Родители всё ещё недоумевают – зачем Диана полезла защищать чьи-то кровные интересы? Ведь это не её вражда и не её война? Неужели только лишь из-за чувства справедливости? По их лицам Машка читает замешательство, и надеется лишь на то, что они не зададут назревший вопрос вслух. Сама она очень хорошо помнит воскресное утро их с Дианой знакомства: как пришла к ней на квартиру, как обнаружила там совсем потерянную девушку, чьё лицо сияло следами незаживших побоев, а настроения хватало лишь на то, чтобы открыть форточку и закурить. Нельзя родителям такие вещи рассказывать. Как знать, чего им довелось натерпеться в плену у бандюков, но пережить невзгоды самим и представить в аналогичной ситуации собственного ребёнка – совсем разные вещи. Машка-то родительской опекой никогда избалованна не была, но вспоминая отца, она явственно представляет, что случись с ней что-то сродни похищению или пыткам, она бы тоже не стала с ним откровенничать. Она забудет, а он – нет. Родители о страданиях своих детей никогда не забывают.

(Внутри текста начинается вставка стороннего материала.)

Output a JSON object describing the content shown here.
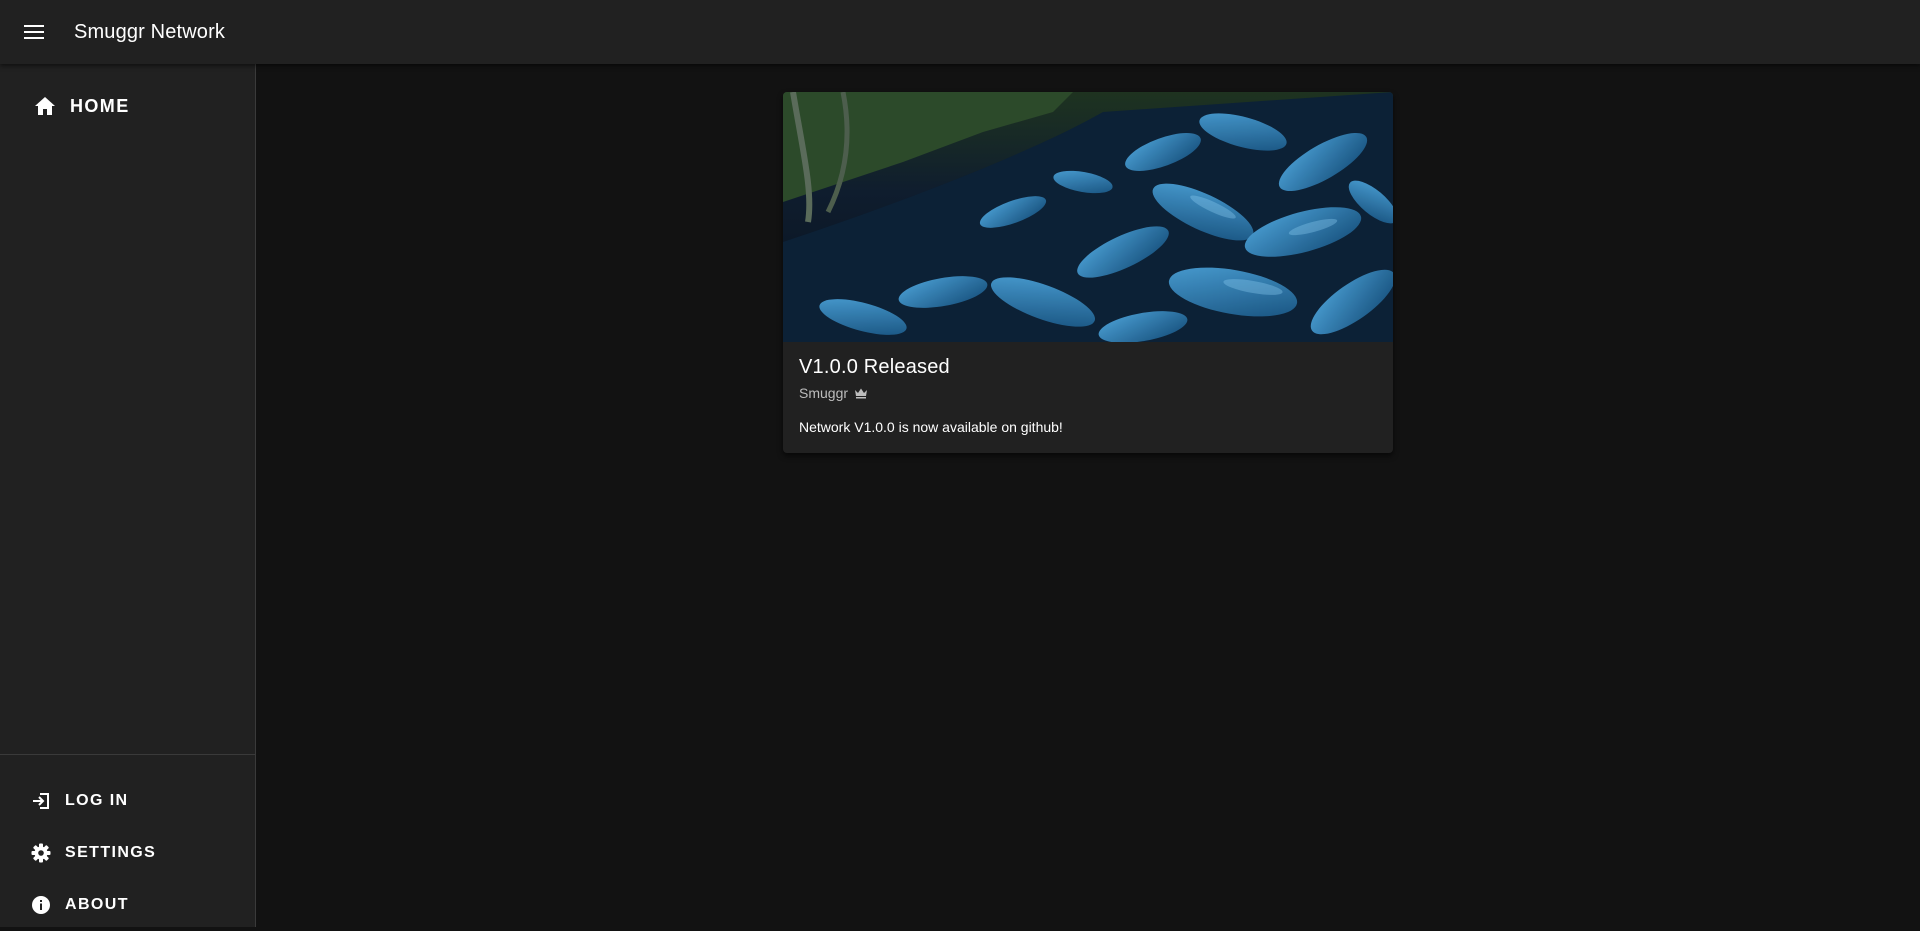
{
  "app": {
    "title": "Smuggr Network",
    "menu_icon": "menu-icon"
  },
  "drawer": {
    "home": {
      "label": "HOME",
      "icon": "home-icon"
    },
    "bottom_items": [
      {
        "label": "LOG IN",
        "icon": "login-icon"
      },
      {
        "label": "SETTINGS",
        "icon": "gear-icon"
      },
      {
        "label": "ABOUT",
        "icon": "info-icon"
      }
    ]
  },
  "post": {
    "image": "blue-leaves-forest-image",
    "title": "V1.0.0 Released",
    "author": "Smuggr",
    "author_badge_icon": "crown-icon",
    "body": "Network V1.0.0 is now available on github!"
  },
  "colors": {
    "background": "#121212",
    "surface": "#212121",
    "text": "#ffffff",
    "subtitle": "#bdbdbd"
  }
}
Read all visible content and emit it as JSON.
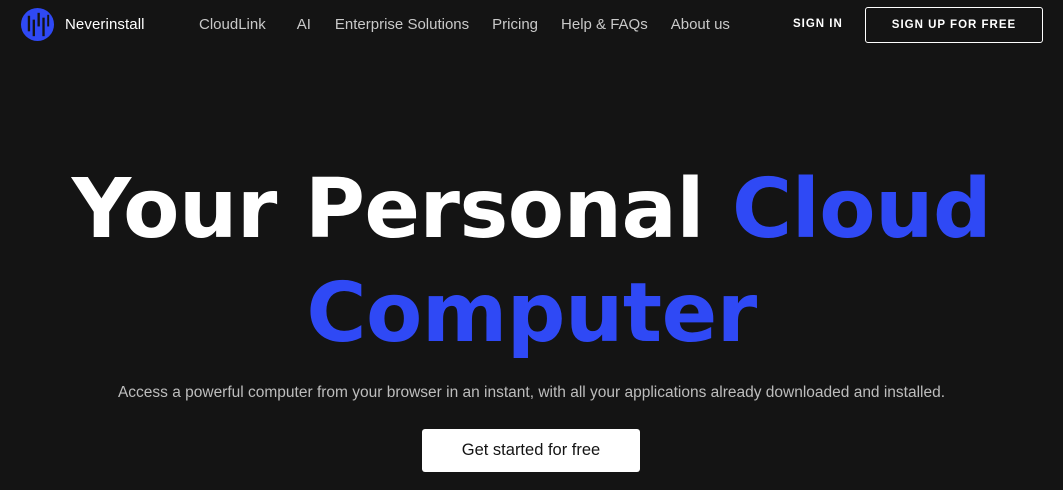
{
  "brand": {
    "name": "Neverinstall",
    "logo_icon": "neverinstall-logo-icon",
    "logo_color": "#2f49f5"
  },
  "nav": {
    "items": [
      {
        "label": "CloudLink"
      },
      {
        "label": "AI"
      },
      {
        "label": "Enterprise Solutions"
      },
      {
        "label": "Pricing"
      },
      {
        "label": "Help & FAQs"
      },
      {
        "label": "About us"
      }
    ],
    "signin_label": "SIGN IN",
    "signup_label": "SIGN UP FOR FREE"
  },
  "hero": {
    "title_plain": "Your Personal",
    "title_accent_1": "Cloud",
    "title_accent_2": "Computer",
    "subtitle": "Access a powerful computer from your browser in an instant, with all your applications already downloaded and installed.",
    "cta_label": "Get started for free"
  },
  "colors": {
    "background": "#141414",
    "accent": "#2f49f5",
    "text": "#ffffff",
    "muted_text": "#bdbdbd"
  }
}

– Маша, уж рассвет скоро. Скажите, когда же прибудут эти самые журналисты? И где сам генерал? Кажется, его там ждут все – и ваши коллеги, и люди за оградой здания... – от виски Дианкин папаша чуток осовел, но утрированно вежливым быть не перестал.

Маша теряется от такого обращения – блин, она же всего лишь девчонка на подхвате с незаконченным средним специальным образованием, почему они ждут от неё ответов, которые и прессекретарь президента не смог бы дать? Машка польщена. И напугана. А ведь родители-то правы! Где чёртов усач? Уж не планируют ли осаждающие взять Флаке и компанию измором?

– Сейчас уточню, – вжившись в роль осведомлённого лица, она хватает свою трубку и запирается в кабинете босса.

Закрывшись и забившись в самый дальний угол – чтобы из приёмной её не было слышно – она набирает Круспе.

– Алло, Рих, что с журналистами? Где генерал? Какие новости? Как там наши – держатся?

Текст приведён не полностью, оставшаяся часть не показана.